Fluid of Life is my experience with anemia,” she writes. “Anemia is not life-threatening… unless it goes unmonitored and it lasts for decades. I didn’t know that until a friend ended up in hospital for treatment.”

That’s when she understood living with anemia wasn’t an option. It was time to start living with the amount of blood her body needed to survive and thrive.

With Fluid of Life, she hopes to inspire other women to take control of their blood health. By sharing the knowledge she’s gained in the past 25 years from doctors, nurses, friends and personal research, it provides readers with questions they didn’t know to ask, tests they might not know about and basic common sense information that sometimes isn’t so obvious.

While much of the information in this book should be common knowledge and provided to patients with anemia, it’s not. Tibert wants to change that.

The target readers for this book are women in their mid-40s who have had children. They’re the ones most likely to be running dangerously low on blood. That’s when Tibert dipped into the danger zone of anemia.
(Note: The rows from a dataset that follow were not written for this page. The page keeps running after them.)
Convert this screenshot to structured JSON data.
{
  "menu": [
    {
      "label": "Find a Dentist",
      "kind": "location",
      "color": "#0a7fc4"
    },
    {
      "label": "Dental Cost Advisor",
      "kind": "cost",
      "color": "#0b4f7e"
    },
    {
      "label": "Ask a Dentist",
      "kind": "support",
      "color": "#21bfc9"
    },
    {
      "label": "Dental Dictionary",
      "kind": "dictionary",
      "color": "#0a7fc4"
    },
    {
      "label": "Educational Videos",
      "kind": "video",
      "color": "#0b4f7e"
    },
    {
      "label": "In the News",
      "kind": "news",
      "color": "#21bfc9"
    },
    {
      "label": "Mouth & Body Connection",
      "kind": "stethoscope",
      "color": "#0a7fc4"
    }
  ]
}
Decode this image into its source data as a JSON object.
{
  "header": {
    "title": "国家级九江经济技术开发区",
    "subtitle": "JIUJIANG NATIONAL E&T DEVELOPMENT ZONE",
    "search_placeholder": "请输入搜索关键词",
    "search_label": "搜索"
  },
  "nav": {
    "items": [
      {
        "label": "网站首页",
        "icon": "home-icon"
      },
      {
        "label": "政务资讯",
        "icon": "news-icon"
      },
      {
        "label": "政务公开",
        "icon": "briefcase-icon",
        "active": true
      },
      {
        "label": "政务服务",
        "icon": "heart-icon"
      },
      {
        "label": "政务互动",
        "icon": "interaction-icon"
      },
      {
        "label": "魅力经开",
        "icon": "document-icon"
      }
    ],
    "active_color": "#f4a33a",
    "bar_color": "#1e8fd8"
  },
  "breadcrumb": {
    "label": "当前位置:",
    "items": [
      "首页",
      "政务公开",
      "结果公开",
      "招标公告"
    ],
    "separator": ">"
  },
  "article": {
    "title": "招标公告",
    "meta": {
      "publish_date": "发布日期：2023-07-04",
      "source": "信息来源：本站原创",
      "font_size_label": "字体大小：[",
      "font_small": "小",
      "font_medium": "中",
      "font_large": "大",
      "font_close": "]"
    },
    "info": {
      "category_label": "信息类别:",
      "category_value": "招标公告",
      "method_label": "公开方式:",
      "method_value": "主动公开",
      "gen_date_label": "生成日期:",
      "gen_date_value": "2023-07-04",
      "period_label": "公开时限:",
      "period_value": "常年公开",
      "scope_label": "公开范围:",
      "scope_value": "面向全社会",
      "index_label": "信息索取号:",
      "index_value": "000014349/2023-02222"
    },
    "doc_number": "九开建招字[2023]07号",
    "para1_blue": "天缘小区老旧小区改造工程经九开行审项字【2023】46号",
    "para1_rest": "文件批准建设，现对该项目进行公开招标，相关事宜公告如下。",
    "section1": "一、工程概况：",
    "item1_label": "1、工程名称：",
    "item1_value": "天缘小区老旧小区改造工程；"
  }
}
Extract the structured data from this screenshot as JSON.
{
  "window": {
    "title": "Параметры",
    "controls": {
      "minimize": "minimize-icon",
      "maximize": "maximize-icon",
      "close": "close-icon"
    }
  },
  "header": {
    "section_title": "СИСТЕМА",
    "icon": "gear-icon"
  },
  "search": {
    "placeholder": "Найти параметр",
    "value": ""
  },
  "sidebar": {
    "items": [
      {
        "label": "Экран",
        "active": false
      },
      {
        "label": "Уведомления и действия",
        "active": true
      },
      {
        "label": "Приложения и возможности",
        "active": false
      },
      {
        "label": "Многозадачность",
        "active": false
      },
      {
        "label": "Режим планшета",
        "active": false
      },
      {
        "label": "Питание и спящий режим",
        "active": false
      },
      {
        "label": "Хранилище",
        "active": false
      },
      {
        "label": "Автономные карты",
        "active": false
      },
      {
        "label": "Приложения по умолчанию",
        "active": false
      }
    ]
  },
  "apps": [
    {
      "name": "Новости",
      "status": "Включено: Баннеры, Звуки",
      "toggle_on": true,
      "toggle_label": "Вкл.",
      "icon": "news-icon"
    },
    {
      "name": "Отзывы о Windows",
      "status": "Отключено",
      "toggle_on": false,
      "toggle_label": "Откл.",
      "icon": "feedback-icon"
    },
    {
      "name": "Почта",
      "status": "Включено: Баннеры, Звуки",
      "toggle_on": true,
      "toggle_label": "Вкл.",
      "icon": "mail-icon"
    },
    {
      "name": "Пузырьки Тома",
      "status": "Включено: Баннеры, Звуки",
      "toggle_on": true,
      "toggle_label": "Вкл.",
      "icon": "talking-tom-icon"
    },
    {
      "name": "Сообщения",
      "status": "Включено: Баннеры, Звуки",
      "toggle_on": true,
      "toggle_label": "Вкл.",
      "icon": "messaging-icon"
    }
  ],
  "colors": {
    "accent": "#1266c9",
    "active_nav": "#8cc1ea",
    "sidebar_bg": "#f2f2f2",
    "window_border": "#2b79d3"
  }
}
She shows and explains the numbers on blood tests and what the doctors she had over the years didn’t tell her. She also gives tips and information to help improve blood production to regain energy, which affects all aspects of life.

Fluid of Life was published by Quarter Castle Publishing and is available as an eBook and paperback at Amazon (https://www.amazon.ca/dp/B09ZBG6FVV). The book is available to Kindle Unlimited members.

Tibert’s opening quote in the book sums it up: If you don’t take care of your body, where are you going to live?